Beberapa menit kemudian Hani beserta bayinya sudah sampai di mansion, dengan dibantu beberapa maid, ia menggendong sang bayi dan membiarkan kereta bayi itu diletakkan maid nya, Hani memasuki mansion megah tersebut yang dulunya adalah milik Oh Sehun, bangunan tersebut masih tetap sama hanya saja Junmyeon mendekorasi ulang hingga sesuai keinginannya.
Bayi dalam gendongan Hani menggeliat, ia bergerak-gerak tak nyaman, Hani mengernyit sesaat kemudian mengerti bahwa ini waktunya ia mengganti popok sang anak "Tunggu sebentar ya sayang" Hani memasuki kamarnya dan merebahkan sang bayi di kasur, ia melepaskan celana bayi tersebut serta menyobek popok yang dikenakannya, ia bawa sang bayi itu ke kamar mandi dan setelah selesai, ia memasangkan popok yang baru.

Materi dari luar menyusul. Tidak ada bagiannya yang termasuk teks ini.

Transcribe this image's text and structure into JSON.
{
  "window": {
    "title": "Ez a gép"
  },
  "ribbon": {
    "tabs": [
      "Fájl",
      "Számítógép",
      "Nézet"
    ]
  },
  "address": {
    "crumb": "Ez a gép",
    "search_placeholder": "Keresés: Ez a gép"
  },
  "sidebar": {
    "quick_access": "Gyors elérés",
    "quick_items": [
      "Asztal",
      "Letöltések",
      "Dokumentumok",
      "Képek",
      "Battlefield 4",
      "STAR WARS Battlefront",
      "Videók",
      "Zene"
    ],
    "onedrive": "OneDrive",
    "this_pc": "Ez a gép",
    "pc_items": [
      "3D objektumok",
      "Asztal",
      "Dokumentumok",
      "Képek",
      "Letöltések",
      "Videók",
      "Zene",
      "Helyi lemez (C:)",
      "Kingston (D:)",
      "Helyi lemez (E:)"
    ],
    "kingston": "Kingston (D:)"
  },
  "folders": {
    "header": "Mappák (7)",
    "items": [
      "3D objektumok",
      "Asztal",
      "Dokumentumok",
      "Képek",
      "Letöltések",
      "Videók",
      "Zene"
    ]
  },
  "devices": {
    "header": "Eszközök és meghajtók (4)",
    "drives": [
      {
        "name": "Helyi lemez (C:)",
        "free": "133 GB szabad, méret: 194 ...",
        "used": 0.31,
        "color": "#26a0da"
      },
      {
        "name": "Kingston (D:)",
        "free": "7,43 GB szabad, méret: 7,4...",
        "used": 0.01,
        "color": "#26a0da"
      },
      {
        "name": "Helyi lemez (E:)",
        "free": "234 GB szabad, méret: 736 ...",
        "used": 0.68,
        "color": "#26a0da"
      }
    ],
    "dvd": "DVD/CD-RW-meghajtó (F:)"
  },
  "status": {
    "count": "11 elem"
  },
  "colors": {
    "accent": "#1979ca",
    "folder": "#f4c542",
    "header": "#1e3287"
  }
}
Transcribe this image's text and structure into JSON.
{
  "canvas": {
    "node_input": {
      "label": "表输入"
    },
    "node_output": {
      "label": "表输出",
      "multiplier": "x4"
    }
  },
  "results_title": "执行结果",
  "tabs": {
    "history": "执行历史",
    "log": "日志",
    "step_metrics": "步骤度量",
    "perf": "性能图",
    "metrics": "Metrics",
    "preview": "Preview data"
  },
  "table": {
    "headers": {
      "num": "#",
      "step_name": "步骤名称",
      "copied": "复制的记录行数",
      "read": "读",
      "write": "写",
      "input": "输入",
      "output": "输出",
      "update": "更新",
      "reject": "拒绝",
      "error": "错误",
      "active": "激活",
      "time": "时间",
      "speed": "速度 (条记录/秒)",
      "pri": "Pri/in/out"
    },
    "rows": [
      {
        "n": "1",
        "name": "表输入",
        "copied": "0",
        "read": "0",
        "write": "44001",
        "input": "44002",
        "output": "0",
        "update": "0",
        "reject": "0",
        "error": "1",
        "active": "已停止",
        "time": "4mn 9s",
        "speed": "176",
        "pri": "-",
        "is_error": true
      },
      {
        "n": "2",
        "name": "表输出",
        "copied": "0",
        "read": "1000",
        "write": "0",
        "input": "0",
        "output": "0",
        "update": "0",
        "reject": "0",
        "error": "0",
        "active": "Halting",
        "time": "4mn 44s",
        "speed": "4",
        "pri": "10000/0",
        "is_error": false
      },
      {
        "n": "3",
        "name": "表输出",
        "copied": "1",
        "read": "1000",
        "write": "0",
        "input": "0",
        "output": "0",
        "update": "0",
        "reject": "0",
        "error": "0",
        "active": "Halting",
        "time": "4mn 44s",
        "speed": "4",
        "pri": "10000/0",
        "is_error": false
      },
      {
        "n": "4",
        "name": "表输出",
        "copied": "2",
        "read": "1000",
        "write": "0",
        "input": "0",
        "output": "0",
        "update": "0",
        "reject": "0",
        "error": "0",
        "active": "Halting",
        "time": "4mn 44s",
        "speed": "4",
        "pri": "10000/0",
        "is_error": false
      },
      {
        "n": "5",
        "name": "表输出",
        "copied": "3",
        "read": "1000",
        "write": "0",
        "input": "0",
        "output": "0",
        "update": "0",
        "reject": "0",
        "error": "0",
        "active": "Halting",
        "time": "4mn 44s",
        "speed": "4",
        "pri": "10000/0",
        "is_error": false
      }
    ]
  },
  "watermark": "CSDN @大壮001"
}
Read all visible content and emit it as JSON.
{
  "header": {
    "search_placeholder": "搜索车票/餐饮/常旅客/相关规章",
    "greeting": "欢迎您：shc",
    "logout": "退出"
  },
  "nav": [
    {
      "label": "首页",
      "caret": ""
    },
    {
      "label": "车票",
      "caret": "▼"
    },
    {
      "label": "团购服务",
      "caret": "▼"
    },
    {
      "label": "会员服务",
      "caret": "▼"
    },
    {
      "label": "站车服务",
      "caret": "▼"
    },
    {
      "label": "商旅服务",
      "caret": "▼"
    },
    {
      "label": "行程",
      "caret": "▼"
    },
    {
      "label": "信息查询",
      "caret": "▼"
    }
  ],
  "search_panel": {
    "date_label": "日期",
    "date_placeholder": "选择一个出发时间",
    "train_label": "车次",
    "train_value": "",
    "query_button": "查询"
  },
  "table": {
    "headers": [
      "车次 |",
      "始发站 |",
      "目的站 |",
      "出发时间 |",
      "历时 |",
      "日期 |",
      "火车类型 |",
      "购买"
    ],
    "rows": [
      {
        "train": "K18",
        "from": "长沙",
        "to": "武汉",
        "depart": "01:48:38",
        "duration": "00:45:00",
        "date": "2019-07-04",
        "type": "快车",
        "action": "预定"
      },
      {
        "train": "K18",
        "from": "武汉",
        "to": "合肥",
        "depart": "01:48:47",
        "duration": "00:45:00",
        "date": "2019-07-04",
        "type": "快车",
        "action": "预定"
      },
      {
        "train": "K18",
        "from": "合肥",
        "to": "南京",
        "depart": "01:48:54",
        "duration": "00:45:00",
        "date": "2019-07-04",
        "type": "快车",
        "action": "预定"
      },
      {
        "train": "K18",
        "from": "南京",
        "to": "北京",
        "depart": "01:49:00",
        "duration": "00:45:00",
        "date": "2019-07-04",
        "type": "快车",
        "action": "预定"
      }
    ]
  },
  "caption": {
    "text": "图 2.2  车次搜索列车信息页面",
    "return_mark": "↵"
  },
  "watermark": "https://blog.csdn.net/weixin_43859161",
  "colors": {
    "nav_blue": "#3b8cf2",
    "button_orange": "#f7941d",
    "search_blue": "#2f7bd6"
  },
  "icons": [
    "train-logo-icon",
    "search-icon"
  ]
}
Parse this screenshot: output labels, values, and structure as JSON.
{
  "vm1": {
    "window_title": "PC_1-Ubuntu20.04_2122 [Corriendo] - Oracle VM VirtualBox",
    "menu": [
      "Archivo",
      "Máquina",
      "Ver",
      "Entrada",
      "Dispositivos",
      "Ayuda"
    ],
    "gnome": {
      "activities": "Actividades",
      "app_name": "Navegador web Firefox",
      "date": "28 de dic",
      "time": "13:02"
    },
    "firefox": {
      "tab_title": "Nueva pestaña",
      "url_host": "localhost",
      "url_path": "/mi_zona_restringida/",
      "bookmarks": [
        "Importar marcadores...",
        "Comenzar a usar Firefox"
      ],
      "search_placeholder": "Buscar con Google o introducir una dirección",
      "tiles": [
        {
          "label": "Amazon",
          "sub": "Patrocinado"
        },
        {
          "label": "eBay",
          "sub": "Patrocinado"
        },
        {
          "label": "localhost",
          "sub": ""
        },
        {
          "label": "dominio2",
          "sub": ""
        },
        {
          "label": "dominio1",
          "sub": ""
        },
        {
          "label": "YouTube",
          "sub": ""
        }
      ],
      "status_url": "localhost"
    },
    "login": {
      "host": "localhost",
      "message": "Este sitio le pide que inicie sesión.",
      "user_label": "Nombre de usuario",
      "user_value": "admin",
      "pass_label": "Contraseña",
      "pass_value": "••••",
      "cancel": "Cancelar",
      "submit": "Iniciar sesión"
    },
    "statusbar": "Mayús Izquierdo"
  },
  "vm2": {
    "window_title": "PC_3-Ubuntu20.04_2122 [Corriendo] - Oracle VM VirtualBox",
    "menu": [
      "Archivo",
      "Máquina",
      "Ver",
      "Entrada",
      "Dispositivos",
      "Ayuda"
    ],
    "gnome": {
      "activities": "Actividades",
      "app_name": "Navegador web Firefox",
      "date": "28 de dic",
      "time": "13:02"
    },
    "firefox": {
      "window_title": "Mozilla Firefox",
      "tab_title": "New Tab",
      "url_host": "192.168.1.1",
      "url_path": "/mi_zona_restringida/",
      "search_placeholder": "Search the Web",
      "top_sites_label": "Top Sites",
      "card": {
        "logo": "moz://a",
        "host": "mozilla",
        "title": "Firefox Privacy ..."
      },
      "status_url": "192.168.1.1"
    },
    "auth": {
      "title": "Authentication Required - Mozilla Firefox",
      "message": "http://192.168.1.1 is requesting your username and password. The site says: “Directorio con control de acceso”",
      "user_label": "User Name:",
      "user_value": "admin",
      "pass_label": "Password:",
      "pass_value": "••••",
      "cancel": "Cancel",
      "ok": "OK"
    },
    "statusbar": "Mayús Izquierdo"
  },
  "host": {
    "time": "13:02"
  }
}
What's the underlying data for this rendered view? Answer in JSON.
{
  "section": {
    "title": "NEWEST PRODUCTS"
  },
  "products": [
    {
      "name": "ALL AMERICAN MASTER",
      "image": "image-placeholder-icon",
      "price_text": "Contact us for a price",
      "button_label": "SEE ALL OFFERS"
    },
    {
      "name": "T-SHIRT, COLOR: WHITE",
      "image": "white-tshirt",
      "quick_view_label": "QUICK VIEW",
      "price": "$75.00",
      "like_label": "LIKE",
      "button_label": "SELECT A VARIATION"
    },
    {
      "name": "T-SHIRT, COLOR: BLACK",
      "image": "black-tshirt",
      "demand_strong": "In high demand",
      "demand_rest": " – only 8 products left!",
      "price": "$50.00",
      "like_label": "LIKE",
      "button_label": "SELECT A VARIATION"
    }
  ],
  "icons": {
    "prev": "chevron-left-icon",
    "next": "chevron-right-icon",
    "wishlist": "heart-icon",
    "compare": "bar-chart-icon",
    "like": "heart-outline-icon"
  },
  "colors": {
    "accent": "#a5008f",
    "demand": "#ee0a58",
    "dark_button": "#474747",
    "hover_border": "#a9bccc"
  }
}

"Mimpi indah sayang" Hani mengecup dahi sang putri yang nampak tenang ketika tertidur, ia terperanjat ketika hendak menuju kamar mandi dan disana Junmyeon, suaminya tengah menatapnya nyalang
"Dari mana saja kau?" tatapan amarah itu selalu terpancar di wajah Junmyeon akhir-akhir ini, Hani mengerti bahwa urusan kantor menyebabkan suami nya tidak bisa mengendalikan emosi, dan ia tidak tahu jika Junmyeon akan pulang lebih cepat hari ini karena biasanya ia akan pulang ketika tengah malam.
"Aku hanya mengajak Jaemi keluar untuk jalan-jalan" ucap Hani, ia juga menatap Junmyeon dengan datar.
"Ohh..bukan untuk menjadi model di J&E Fashion?" selidik Junmyeon. Hani terdiam beberapa saat, matanya melirik ke bawah sibuk mencari alasan yang pas untuk ia katakan pada suaminya "Bukankah sudah berapa kali kubilang berhentilah dari dunia modeling, kau masih bersikeras ingin menjadi model setelah memiliki anak?" suara Junmyeon meninggi, wajahnya memerah dengan tangan terkepal, ia bisa saja menampar Hani saat ini juga melihat sang anak yang tengah tertidur pulas.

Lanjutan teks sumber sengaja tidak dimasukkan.